Who's Free Lunch is Over?
On Intel chips, we reached 2GHz a long time ago (August 2001), and according to CPU trends before 2003, now in early 2005 we should have the first 10GHz Pentium-family chips. A quick look around shows that, well, actually, we don't. Herb Sutter, Dr Dobb's Journal, February 2005.
Moore's law was formulated by Intel's Gordon Moore in 1965 and suggested that the number of transistors in a given area would double every 18 months. He was right, and the observation prompted many analogies in other areas - including raw CPU speed. This held true and developers could gain speed as a "free lunch" simply by waiting.
Moore's law has ended in terms of raw CPU power as measured in raw clock speed. Developers can no longer expect performance gains by simply waiting. CPU manufacturers are utilising the old maxim of "many hands make light work", and moving to highly parallel architectures. This includes home systems like Sony's Playstation 3 which features 9 CPUs inside a single chip.

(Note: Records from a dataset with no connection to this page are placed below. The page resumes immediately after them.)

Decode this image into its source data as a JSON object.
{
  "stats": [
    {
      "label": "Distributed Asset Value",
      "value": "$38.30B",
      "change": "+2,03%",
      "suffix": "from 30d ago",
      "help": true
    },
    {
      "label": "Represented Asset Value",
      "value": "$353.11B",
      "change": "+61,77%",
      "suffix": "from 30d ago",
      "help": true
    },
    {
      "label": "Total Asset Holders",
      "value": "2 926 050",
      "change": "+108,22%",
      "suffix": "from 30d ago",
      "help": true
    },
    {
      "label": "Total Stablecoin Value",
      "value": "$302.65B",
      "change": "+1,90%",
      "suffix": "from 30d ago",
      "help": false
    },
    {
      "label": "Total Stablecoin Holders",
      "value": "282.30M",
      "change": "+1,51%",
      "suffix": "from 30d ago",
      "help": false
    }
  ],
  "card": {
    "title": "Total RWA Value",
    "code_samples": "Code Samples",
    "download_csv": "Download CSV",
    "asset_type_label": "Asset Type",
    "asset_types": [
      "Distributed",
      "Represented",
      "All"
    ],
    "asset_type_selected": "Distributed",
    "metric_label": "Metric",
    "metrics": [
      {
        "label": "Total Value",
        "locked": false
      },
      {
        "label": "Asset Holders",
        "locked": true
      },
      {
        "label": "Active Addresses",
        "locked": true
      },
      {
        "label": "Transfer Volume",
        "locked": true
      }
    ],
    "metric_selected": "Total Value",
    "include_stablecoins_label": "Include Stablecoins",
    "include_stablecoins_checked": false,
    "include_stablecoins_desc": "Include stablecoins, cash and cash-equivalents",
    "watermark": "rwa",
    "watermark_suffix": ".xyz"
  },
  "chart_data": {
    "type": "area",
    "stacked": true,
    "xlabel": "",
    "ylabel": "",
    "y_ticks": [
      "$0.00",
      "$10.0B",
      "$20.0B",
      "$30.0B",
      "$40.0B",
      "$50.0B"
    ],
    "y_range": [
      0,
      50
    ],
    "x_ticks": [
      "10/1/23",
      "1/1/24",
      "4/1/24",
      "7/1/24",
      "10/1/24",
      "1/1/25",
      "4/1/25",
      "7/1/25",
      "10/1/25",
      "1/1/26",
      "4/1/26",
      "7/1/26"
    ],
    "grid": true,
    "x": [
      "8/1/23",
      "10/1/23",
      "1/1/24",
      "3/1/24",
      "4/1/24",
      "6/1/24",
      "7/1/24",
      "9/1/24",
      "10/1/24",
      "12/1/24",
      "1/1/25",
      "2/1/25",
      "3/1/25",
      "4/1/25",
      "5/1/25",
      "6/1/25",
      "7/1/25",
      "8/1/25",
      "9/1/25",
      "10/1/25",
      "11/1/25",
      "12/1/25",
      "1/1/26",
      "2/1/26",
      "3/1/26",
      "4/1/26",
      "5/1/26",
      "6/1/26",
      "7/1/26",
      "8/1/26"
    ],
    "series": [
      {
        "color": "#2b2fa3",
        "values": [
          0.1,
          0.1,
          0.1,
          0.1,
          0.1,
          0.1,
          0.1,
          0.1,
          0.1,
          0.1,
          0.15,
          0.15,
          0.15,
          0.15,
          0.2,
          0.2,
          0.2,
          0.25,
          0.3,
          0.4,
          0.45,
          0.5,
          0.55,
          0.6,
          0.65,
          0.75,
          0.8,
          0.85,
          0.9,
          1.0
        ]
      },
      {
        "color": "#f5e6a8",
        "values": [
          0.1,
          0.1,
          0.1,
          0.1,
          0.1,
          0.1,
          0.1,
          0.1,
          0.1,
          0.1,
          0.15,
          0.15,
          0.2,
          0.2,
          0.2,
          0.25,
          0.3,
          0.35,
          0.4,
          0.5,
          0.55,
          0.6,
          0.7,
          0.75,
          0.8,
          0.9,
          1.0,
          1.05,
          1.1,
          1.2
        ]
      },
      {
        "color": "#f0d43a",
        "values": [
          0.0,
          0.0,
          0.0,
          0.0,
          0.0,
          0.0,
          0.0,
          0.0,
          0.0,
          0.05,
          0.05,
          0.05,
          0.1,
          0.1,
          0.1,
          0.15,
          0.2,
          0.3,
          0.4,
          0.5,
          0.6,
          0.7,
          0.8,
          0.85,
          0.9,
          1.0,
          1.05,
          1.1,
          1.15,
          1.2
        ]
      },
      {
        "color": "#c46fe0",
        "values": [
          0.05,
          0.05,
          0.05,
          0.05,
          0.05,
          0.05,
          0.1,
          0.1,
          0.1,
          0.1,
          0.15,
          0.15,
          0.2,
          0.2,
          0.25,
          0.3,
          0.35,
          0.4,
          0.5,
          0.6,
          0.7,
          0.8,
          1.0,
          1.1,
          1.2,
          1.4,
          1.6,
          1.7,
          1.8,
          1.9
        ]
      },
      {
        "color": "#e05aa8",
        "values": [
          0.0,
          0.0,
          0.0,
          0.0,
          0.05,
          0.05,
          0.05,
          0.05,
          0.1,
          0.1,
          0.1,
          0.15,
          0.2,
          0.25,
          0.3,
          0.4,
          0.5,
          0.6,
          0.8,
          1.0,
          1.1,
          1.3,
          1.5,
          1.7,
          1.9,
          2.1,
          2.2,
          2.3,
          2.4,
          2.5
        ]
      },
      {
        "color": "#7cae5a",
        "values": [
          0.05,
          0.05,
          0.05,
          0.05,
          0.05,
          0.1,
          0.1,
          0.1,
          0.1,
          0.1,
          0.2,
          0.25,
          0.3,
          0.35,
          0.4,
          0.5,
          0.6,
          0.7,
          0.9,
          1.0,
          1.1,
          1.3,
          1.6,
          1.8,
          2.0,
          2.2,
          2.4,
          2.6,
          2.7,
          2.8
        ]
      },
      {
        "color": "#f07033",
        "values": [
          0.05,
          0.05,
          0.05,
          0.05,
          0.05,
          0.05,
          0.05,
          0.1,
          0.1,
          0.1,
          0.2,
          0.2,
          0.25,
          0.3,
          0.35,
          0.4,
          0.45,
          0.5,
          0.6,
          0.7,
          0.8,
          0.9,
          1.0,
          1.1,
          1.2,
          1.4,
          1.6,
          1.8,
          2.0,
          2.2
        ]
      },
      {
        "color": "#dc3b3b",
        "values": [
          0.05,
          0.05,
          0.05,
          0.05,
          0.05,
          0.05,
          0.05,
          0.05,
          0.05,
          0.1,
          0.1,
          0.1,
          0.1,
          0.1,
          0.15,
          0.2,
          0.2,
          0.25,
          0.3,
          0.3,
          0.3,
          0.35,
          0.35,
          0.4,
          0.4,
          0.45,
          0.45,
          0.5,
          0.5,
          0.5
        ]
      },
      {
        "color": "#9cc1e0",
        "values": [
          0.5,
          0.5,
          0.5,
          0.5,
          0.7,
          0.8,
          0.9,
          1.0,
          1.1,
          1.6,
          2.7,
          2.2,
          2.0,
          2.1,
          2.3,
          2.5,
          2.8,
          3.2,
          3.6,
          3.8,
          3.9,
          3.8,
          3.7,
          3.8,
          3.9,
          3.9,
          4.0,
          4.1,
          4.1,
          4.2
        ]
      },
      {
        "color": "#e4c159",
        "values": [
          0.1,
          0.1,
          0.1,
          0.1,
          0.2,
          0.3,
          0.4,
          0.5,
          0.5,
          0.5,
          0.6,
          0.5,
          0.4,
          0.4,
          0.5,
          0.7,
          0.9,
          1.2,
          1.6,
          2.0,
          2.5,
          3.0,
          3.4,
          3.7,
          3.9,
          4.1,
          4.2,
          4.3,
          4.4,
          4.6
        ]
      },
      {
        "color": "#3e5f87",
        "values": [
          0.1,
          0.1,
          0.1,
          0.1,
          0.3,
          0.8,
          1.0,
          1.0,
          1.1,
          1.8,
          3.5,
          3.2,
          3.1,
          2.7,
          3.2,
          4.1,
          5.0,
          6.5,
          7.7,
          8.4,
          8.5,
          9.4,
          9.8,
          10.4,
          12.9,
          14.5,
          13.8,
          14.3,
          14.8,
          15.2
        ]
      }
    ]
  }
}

Software must be written with parallel systems in mind, changing dramatically the way it is produced. Whilst this is not a problem directly for the audience, this does affect the BBC's long term ability to deliver online.
Taking advantage of these CPUs requires specially designed software. Parallel computing is considered by many as difficult - which needs to change, since in a few years parallel systems will be common, and the BBC will need maximise the use these systems. Online delivery is a naturally highly parallel activity, and so is needs amongst the earliest to benefit after the change.
Challenge: Create a usable system for producing parallel software systems that promotes reuse, resilience, scales on new concurrent hardware platforms, and due to design naturally encourages the design of parallel software systems.